Have you ever Wikipedia’d a topic to settle an argument? Ever made a donation to help victims of a disaster? Or sipped “fair trade” coffee at Starbucks?
Though these things may seem unrelated, they’re all possible thanks to the existence of NGOs — nongovernmental organizations that advocate for a cause. For example, the NGO Wikimedia Foundation advocates for the spread of knowledge, the NGO American Red Cross advocates for disaster relief and the NGO Oxfam advocates for poverty relief through promotion of practices such as fair-trade agreements.
Though most would agree the continued development of NGOs worldwide is for the most part a good thing, the international relationships that requires can be challenging for countries with tumultuous political histories to navigate. Countries such as the Philippines, which Sunday held its first presidential debate in 24 years.
“NGOs in the Philippines haven’t really happened,” said Karen CarterKaren Carter is a rhetorics and linguistics graduate student in ASU’s Department of English, in the College of Liberal Arts and Sciences.. “They weren’t able to be sustained in the past because you had these oligarchs that really ran the country.”
Now that the country is a democracy, it is considered to be a major emerging global market. So in order to determine how the Philippines may better engage in collaboration across borders, the Arizona State University graduate student will be conducting research on the emergence of transnational advocacy networks (TANs) — similar to NGOs — there.
Carter was recently admitted to the Global Development Research program at ASU’s School of Sustainability, which enables graduate students to obtain USAID Research and Innovation Fellowships that foster global collaboration, advance use-inspired research and improve lives.
Though the project is facilitated through the School of Sustainability and Carter will be working with faculty at University of the Philippines Los Banos School of Social Forestry and Forest Governance on the project, her focus will be on employing such rhetorical and linguistic methods as narrative analysis on a collection of more than 200 NGO proposals.
In her analyses, Carter will be looking at how language and its structure reflect culture and national identity, and how those things in turn affect which issues are important to the Philippines. It’s a new approach, rooted in the humanities’ focus on why, instead of the more traditional sociological approach of how.
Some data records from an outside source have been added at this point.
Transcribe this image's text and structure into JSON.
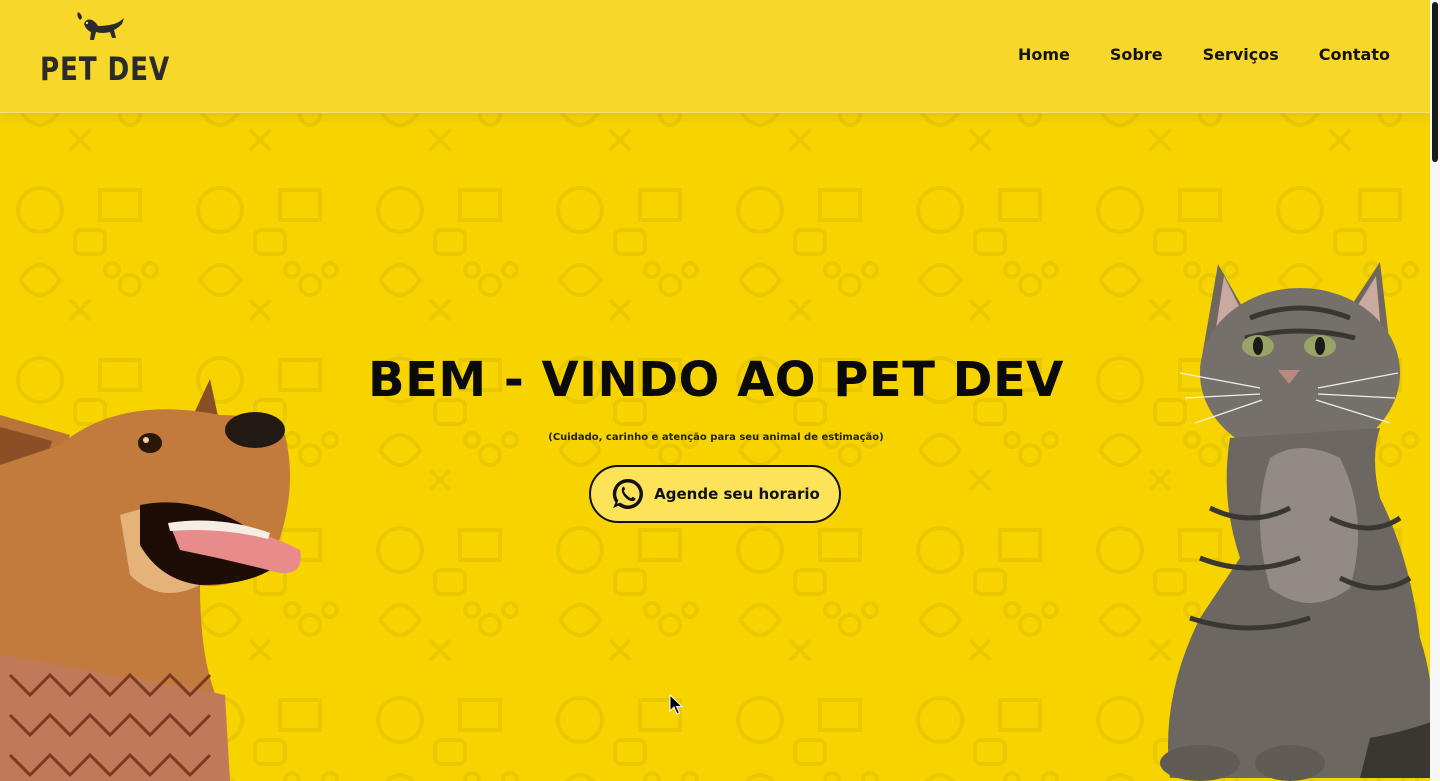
{
  "brand": {
    "name": "PET DEV",
    "logo_icon": "dachshund-icon"
  },
  "nav": {
    "items": [
      {
        "label": "Home"
      },
      {
        "label": "Sobre"
      },
      {
        "label": "Serviços"
      },
      {
        "label": "Contato"
      }
    ]
  },
  "hero": {
    "title": "BEM - VINDO AO PET DEV",
    "subtitle": "(Cuidado, carinho e atenção para seu animal de estimação)",
    "cta_label": "Agende seu horario",
    "cta_icon": "whatsapp-icon"
  },
  "images": {
    "dog": "dog-photo",
    "cat": "cat-photo"
  },
  "colors": {
    "background": "#f7d400",
    "header": "#f8d72b",
    "cta_background": "#fde35a",
    "text": "#111111"
  }
}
Her findings, she said, will inform “how to make better policy and how to empower the grassroots level to at least start a dialogue.”
The project resonates with Carter on a personal level, as well. A fourth-generation Chinese-American, she hopes her work to empower the people of the Philippines to become more involved in global issues will also raise the profile of other Southeast Asian countries as a whole.
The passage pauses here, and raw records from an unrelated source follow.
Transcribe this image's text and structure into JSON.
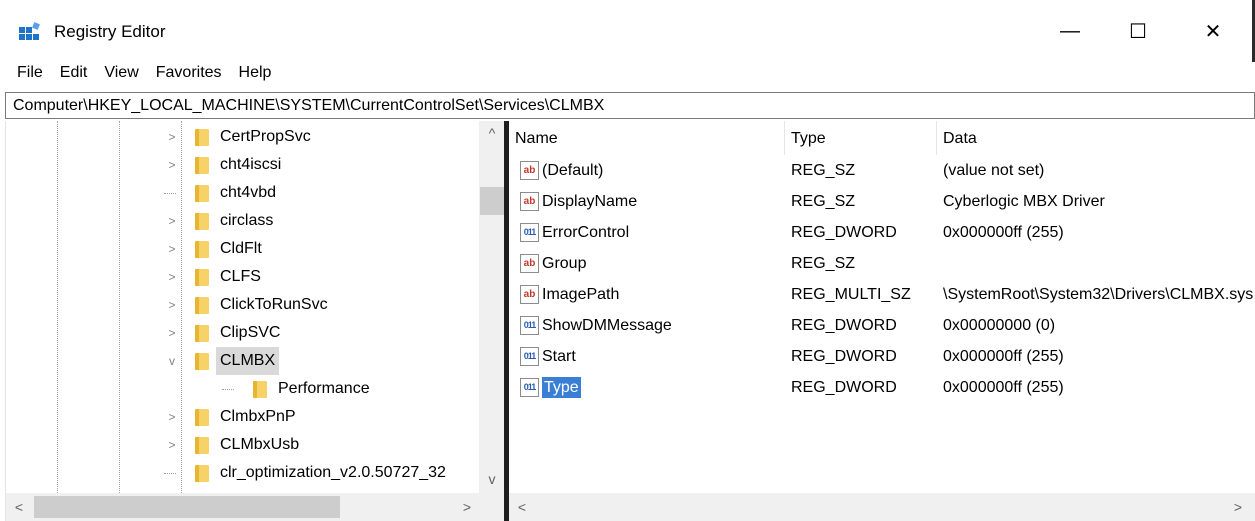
{
  "window": {
    "title": "Registry Editor",
    "minimize_glyph": "—",
    "maximize_glyph": "☐",
    "close_glyph": "✕"
  },
  "menu": [
    "File",
    "Edit",
    "View",
    "Favorites",
    "Help"
  ],
  "address": "Computer\\HKEY_LOCAL_MACHINE\\SYSTEM\\CurrentControlSet\\Services\\CLMBX",
  "tree": {
    "items": [
      {
        "label": "CertPropSvc",
        "expander": ">",
        "selected": false
      },
      {
        "label": "cht4iscsi",
        "expander": ">",
        "selected": false
      },
      {
        "label": "cht4vbd",
        "expander": "",
        "selected": false
      },
      {
        "label": "circlass",
        "expander": ">",
        "selected": false
      },
      {
        "label": "CldFlt",
        "expander": ">",
        "selected": false
      },
      {
        "label": "CLFS",
        "expander": ">",
        "selected": false
      },
      {
        "label": "ClickToRunSvc",
        "expander": ">",
        "selected": false
      },
      {
        "label": "ClipSVC",
        "expander": ">",
        "selected": false
      },
      {
        "label": "CLMBX",
        "expander": "v",
        "selected": true
      },
      {
        "label": "Performance",
        "expander": "",
        "selected": false,
        "child": true
      },
      {
        "label": "ClmbxPnP",
        "expander": ">",
        "selected": false
      },
      {
        "label": "CLMbxUsb",
        "expander": ">",
        "selected": false
      },
      {
        "label": "clr_optimization_v2.0.50727_32",
        "expander": "",
        "selected": false
      }
    ]
  },
  "values": {
    "columns": [
      "Name",
      "Type",
      "Data"
    ],
    "rows": [
      {
        "name": "(Default)",
        "type": "REG_SZ",
        "data": "(value not set)",
        "icon": "string-value-icon",
        "icon_text": "ab"
      },
      {
        "name": "DisplayName",
        "type": "REG_SZ",
        "data": "Cyberlogic MBX Driver",
        "icon": "string-value-icon",
        "icon_text": "ab"
      },
      {
        "name": "ErrorControl",
        "type": "REG_DWORD",
        "data": "0x000000ff (255)",
        "icon": "binary-value-icon",
        "icon_text": "011"
      },
      {
        "name": "Group",
        "type": "REG_SZ",
        "data": "",
        "icon": "string-value-icon",
        "icon_text": "ab"
      },
      {
        "name": "ImagePath",
        "type": "REG_MULTI_SZ",
        "data": "\\SystemRoot\\System32\\Drivers\\CLMBX.sys",
        "icon": "string-value-icon",
        "icon_text": "ab"
      },
      {
        "name": "ShowDMMessage",
        "type": "REG_DWORD",
        "data": "0x00000000 (0)",
        "icon": "binary-value-icon",
        "icon_text": "011"
      },
      {
        "name": "Start",
        "type": "REG_DWORD",
        "data": "0x000000ff (255)",
        "icon": "binary-value-icon",
        "icon_text": "011"
      },
      {
        "name": "Type",
        "type": "REG_DWORD",
        "data": "0x000000ff (255)",
        "icon": "binary-value-icon",
        "icon_text": "011",
        "selected": true
      }
    ]
  },
  "scroll": {
    "up": "^",
    "down": "v",
    "left": "<",
    "right": ">"
  }
}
“In my own lifetime, I’ve seen a lot of change in [peoples’] attitudes toward Asian-Americans,” she said. “But there’s still this … most Americans have these perceptions, just because of what you look like. And there’s very little, I think, the mainstream Americans really know about Asia, or about the people of Asia. So my own personal interest is to bring more visibility to what Asian people, Asian countries and Asian-Americans bring to things like science and humanities and economics. … I don’t see the visibility, I guess, of academics that do research, and I don’t see the Asian names that are in the top realms of respectability. And so, what I would hope to do is change that.”